Les films de Jia Zhang-ke semblent nous raconter la même histoire : un homme, une femme, des vies amoureuses bousculées par les mutations socio-économiques de la Chine des vingt-cinq dernières années, et les opportunités, les départs, les ruptures, les retours qu’elles causent. Mais dans ces Feux sauvages, c’est comme si le réalisateur avait voulu se dépouiller du superflu, du scénario, des dialogues, pour sublimer l’essentiel et faire de la captation du temps un pur geste de cinéma.
Flux de chants, de fêtes et de danses, la première partie est sûrement la plus expérimentale, mais aussi la plus belle. Face au quotidien que l’on imagine âpre et dur dans cette ville minière du nord de la Chine, Zhang-ke opte pour le parti pris radical de nous projeter des intenses pulsations de vie. La saturation sonore et les coupes abruptes agissent alors comme un révélateur politique, s’opposant viscéralement au regard bourgeois qui confond réalisme et misérabilisme, tout en dégageant une énergie poétique d’une intensité folle. Brouillant les cartes de la fiction et du documentaire, mélangeant ses archives personnelles aux chutes de ses propres films en conservant leurs particularités visuelles, Zhang-ke transforme le montage en art du collage, une écriture formelle « ascénaristique » où l’attention n’est plus une affaire de compréhension, mais de sensation. La caméra donne l’impression de pouvoir s’arrêter partout, sur n’importe qui, et si les figures de Zhao Tao et de Li Zhubin émergent peu à peu, elles ne nous donnent pas l’impression d’appartenir à autre chose qu’au réel.

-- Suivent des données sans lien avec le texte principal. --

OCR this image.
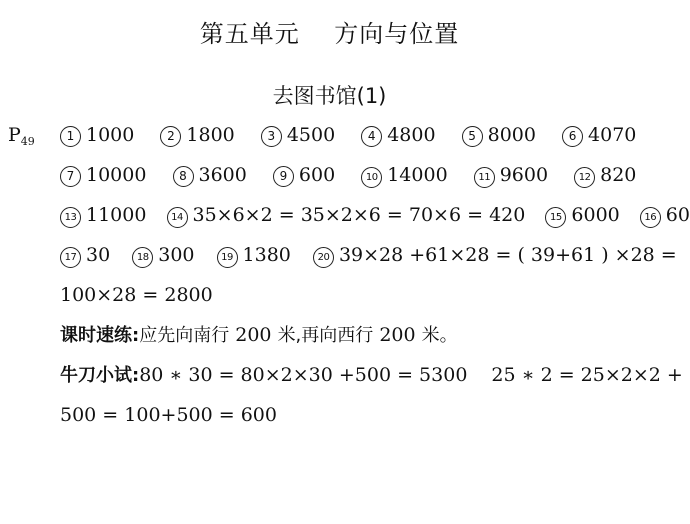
第五单元    方向与位置
去图书馆(1)
$P_{49}$	1 1000	2 1800	3 4500	4 4800	5 8000	6 4070
7 10000	8 3600	9 600	10 14000	11 9600	12 820
13 11000 14 35×6×2 = 35×2×6 = 70×6 = 420 15 6000 16 60
17 30	18 300	19 1380	20 39×28 +61×28 = ( 39+61 ) ×28 =
100×28 = 2800
课时速练:应先向南行 200 米,再向西行 200 米。
牛刀小试:80 ∗ 30 = 80×2×30 +500 = 5300 25 ∗ 2 = 25×2×2 +
500 = 100+500 = 600
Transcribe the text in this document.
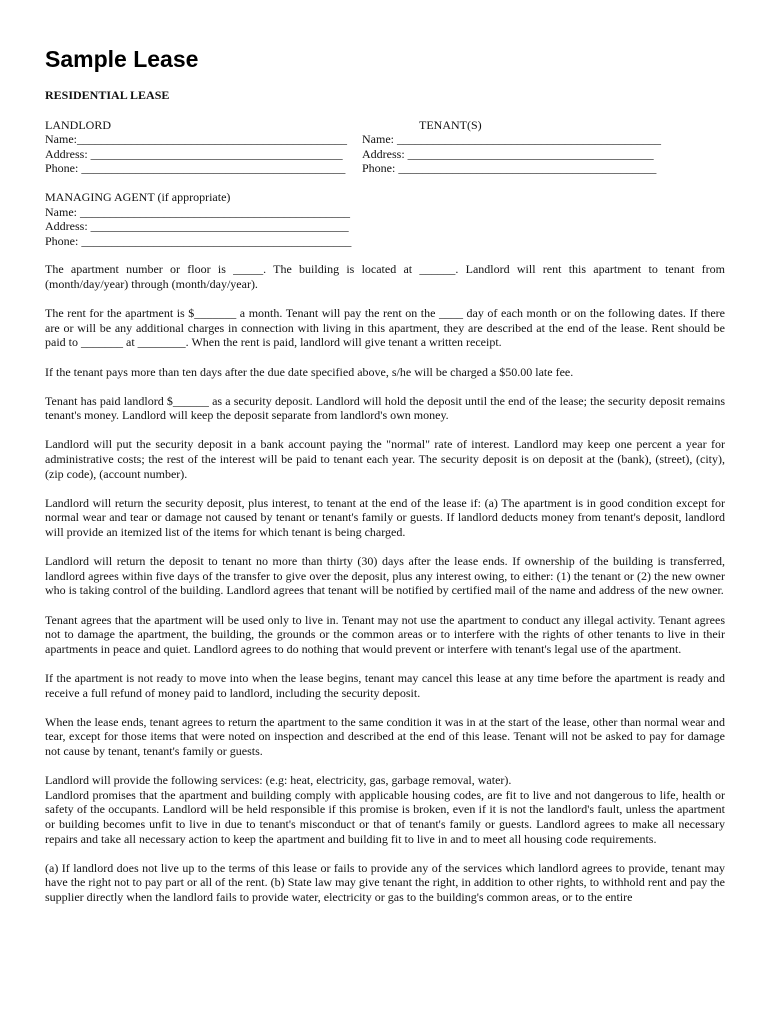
Sample Lease
RESIDENTIAL LEASE
LANDLORD
Name:_____________________________________________
Address: __________________________________________
Phone: ____________________________________________
TENANT(S)
Name: ____________________________________________
Address: _________________________________________
Phone: ___________________________________________
MANAGING AGENT (if appropriate)
Name: _____________________________________________
Address: ___________________________________________
Phone: _____________________________________________

The apartment number or floor is _____. The building is located at ______. Landlord will rent this apartment to tenant from (month/day/year) through (month/day/year).

The rent for the apartment is $_______ a month. Tenant will pay the rent on the ____ day of each month or on the following dates. If there are or will be any additional charges in connection with living in this apartment, they are described at the end of the lease. Rent should be paid to _______ at ________. When the rent is paid, landlord will give tenant a written receipt.

If the tenant pays more than ten days after the due date specified above, s/he will be charged a $50.00 late fee.

Tenant has paid landlord $______ as a security deposit. Landlord will hold the deposit until the end of the lease; the security deposit remains tenant's money. Landlord will keep the deposit separate from landlord's own money.

Landlord will put the security deposit in a bank account paying the "normal" rate of interest. Landlord may keep one percent a year for administrative costs; the rest of the interest will be paid to tenant each year. The security deposit is on deposit at the (bank), (street), (city), (zip code), (account number).

Landlord will return the security deposit, plus interest, to tenant at the end of the lease if: (a) The apartment is in good condition except for normal wear and tear or damage not caused by tenant or tenant's family or guests. If landlord deducts money from tenant's deposit, landlord will provide an itemized list of the items for which tenant is being charged.

Landlord will return the deposit to tenant no more than thirty (30) days after the lease ends. If ownership of the building is transferred, landlord agrees within five days of the transfer to give over the deposit, plus any interest owing, to either: (1) the tenant or (2) the new owner who is taking control of the building. Landlord agrees that tenant will be notified by certified mail of the name and address of the new owner.

Tenant agrees that the apartment will be used only to live in. Tenant may not use the apartment to conduct any illegal activity. Tenant agrees not to damage the apartment, the building, the grounds or the common areas or to interfere with the rights of other tenants to live in their apartments in peace and quiet. Landlord agrees to do nothing that would prevent or interfere with tenant's legal use of the apartment.

If the apartment is not ready to move into when the lease begins, tenant may cancel this lease at any time before the apartment is ready and receive a full refund of money paid to landlord, including the security deposit.

When the lease ends, tenant agrees to return the apartment to the same condition it was in at the start of the lease, other than normal wear and tear, except for those items that were noted on inspection and described at the end of this lease. Tenant will not be asked to pay for damage not cause by tenant, tenant's family or guests.

Landlord will provide the following services: (e.g: heat, electricity, gas, garbage removal, water).

Landlord promises that the apartment and building comply with applicable housing codes, are fit to live and not dangerous to life, health or safety of the occupants. Landlord will be held responsible if this promise is broken, even if it is not the landlord's fault, unless the apartment or building becomes unfit to live in due to tenant's misconduct or that of tenant's family or guests. Landlord agrees to make all necessary repairs and take all necessary action to keep the apartment and building fit to live in and to meet all housing code requirements.

(a) If landlord does not live up to the terms of this lease or fails to provide any of the services which landlord agrees to provide, tenant may have the right not to pay part or all of the rent. (b) State law may give tenant the right, in addition to other rights, to withhold rent and pay the supplier directly when the landlord fails to provide water, electricity or gas to the building's common areas, or to the entire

Comme tout artiste, Jia Zhang-ke a conservé de son œuvre des fantômes, des spectres errant dans son purgatoire d’images, de plans qui n’auraient pas encore trouvé leur place, qui ne la trouveront peut-être jamais, mais qui existent malgré tout. Leur donner la possibilité de s’exprimer des années plus tard, c’est aussi prendre conscience de la circularité des obsessions, des motifs, et du dialogue de toute création avec celles qui la précèdent. Les images tournées dans la ville sur le bord du Yangtze sont des chutes de Still Life, mais font également écho aux Éternels où Quiao (Zhao Tao) porte quasiment à l’identique la même tenue lors de son voyage pour retrouver Bin. Ce sont les mêmes lieux, les mêmes noms, et c’est peut-être la même histoire que l’on raconte encore et toujours.
Mais derrière la poésie et la grâce se dévoile toujours chez Zhang-ke le constat implacable de la réalité : TikTok, Covid, surveillance et contrôle accrue par les nouvelles technologies, la caméra s’adapte et rend compte de cette Chine nouvelle où s’adapter n’est pas un choix, mais une nécessité pour survivre à la cadence acharnée imposée par le Parti sur fond d’Internationale remixée. Le message est toujours aussi clair : c’est marche ou crève.